At first glance, Gilman’s Herland reads like a conventional utopian narrative. The story is set in the present of its production, and operates within the traditional comparative narrative structure of earlier utopias, drawing from and satirizing the conventions of travel and exploration narratives. Susan Gubar, for instance, reads Herland in contrast to the patriarchal adventure narratives of H. Rider Haggard, most notably, She. The narrative also could be considered a lost race story, offering the novum or novelty of a lost racial history as a form of estrangement. It operates in that liminal space that Louis Marin argues defines the historical preconditions of the utopian narrative, despite the fact that the narrative falls out of the historical period that Marin argues operates as the horizon of the genre.
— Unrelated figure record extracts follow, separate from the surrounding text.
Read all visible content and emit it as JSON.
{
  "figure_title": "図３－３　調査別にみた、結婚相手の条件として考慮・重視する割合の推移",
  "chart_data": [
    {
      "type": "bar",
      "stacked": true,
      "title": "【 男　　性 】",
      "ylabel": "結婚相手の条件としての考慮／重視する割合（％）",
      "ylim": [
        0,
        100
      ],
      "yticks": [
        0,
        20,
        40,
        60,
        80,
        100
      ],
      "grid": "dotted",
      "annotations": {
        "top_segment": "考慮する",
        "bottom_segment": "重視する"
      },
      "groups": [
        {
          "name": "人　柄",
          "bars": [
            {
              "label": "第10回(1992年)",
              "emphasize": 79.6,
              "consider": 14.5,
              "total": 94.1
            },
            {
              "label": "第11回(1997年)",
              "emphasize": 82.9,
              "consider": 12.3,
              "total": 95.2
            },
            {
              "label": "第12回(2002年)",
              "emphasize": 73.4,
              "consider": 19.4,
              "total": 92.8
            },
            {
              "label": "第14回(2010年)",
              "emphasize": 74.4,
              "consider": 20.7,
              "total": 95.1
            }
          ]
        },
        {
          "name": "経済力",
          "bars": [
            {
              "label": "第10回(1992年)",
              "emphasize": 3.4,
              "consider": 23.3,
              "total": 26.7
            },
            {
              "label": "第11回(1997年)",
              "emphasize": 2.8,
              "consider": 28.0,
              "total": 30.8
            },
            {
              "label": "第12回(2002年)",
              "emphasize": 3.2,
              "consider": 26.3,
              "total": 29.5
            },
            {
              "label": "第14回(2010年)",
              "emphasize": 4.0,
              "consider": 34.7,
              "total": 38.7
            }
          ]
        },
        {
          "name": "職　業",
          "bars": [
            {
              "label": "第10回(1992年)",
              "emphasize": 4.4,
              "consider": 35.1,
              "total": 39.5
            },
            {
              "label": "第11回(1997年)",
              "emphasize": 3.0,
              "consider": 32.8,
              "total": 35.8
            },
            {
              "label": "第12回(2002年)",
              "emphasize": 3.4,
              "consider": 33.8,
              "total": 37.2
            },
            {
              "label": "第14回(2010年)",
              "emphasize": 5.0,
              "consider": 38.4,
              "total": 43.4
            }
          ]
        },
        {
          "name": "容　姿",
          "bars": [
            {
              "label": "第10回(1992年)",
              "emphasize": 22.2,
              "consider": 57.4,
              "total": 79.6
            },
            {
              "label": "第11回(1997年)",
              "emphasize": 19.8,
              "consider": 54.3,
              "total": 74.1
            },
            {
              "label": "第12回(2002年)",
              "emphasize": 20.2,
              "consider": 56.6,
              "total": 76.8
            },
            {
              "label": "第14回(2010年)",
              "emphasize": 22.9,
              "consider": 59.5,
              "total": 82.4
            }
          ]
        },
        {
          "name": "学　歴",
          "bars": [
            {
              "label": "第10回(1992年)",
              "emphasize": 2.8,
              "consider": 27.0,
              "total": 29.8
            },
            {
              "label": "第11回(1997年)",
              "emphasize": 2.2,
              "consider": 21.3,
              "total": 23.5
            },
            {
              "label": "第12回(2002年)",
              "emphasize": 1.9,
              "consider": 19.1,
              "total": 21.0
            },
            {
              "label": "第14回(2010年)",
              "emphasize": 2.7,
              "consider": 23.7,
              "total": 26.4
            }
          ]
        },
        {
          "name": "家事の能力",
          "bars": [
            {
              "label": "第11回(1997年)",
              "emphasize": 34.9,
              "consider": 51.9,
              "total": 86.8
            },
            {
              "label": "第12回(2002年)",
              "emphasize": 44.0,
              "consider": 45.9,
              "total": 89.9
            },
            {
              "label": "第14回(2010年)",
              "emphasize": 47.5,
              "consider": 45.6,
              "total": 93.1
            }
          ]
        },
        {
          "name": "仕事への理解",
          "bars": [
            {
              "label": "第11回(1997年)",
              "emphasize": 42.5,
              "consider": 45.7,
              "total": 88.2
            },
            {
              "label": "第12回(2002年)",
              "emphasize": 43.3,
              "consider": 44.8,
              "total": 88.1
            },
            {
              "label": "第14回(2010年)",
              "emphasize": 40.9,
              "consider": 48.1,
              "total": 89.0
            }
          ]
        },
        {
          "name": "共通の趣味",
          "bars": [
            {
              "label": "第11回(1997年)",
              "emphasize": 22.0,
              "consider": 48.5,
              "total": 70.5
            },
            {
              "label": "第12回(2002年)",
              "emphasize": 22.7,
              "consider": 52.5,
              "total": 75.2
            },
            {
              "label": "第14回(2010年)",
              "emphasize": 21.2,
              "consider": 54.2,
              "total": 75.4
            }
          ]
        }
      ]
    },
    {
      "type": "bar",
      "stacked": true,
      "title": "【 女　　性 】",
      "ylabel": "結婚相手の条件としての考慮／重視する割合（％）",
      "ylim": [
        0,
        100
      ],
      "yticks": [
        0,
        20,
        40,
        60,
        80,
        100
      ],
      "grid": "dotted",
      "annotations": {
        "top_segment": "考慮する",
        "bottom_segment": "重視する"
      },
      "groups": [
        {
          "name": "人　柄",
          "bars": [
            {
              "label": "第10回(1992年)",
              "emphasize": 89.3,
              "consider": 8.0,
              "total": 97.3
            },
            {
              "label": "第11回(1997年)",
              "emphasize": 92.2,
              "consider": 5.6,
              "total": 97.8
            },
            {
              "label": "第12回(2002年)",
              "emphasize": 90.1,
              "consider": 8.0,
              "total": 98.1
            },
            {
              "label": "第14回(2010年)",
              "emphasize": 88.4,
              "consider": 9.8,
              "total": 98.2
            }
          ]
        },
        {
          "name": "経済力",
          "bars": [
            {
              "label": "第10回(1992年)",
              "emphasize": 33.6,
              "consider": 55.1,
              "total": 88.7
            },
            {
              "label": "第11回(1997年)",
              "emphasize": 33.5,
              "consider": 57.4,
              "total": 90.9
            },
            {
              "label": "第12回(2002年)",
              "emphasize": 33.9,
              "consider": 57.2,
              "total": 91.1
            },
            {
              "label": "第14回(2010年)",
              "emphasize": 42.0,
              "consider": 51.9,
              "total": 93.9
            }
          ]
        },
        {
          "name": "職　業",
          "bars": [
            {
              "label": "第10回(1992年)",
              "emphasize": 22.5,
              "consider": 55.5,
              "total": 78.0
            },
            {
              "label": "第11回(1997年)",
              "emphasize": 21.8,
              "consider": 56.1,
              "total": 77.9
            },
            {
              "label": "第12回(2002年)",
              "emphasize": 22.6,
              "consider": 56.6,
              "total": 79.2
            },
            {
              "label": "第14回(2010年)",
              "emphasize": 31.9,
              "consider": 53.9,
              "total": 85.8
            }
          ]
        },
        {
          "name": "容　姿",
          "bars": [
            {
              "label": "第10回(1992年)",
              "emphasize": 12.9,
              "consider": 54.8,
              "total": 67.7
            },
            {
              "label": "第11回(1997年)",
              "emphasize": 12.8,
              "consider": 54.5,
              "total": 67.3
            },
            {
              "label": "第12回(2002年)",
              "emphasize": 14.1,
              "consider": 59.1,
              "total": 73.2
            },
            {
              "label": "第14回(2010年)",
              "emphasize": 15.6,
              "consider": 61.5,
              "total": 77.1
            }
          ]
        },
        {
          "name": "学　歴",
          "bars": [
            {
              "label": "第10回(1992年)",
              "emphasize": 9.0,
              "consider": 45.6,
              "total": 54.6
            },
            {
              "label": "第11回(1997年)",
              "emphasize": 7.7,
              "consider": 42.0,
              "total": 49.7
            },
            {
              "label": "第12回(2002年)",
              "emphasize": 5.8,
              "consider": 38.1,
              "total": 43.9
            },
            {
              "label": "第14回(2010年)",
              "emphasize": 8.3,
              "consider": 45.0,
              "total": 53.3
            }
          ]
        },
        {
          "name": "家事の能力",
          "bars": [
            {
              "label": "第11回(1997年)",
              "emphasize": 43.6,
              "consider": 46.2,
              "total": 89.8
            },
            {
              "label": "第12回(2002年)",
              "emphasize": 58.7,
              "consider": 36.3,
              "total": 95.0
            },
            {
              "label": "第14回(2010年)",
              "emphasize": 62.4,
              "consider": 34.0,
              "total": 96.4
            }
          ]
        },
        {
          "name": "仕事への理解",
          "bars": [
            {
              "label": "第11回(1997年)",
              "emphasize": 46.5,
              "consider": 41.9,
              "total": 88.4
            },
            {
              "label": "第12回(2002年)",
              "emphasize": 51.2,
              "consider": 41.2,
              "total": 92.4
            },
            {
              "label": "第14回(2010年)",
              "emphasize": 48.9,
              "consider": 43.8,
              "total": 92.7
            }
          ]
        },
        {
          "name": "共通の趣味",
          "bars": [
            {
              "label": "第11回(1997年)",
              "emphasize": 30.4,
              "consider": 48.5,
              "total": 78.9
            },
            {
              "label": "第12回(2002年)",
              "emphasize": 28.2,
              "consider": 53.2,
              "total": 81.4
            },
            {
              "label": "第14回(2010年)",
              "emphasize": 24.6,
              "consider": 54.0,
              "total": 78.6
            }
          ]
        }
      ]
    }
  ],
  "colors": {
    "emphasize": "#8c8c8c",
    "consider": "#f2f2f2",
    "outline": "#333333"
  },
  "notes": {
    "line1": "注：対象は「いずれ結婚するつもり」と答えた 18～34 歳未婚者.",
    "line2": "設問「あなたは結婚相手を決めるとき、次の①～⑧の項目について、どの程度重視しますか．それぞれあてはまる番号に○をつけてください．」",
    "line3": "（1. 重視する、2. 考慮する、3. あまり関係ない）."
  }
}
Although there are some limitations to placing Herland, and the work of Gilman squarely within the traditional utopian form, engaging with the form allows for a productive understanding of the ideological horizons of the novel, along with its spatio-temporal logic. In the end, the novel ends up looking a lot more like traditional science fiction through its engagement with evolutionary biology in the form of a reform Darwinism in conversation with Social Darwinism and eugenics, but that shift to science fiction can only be understood through an engagement with the utopian form.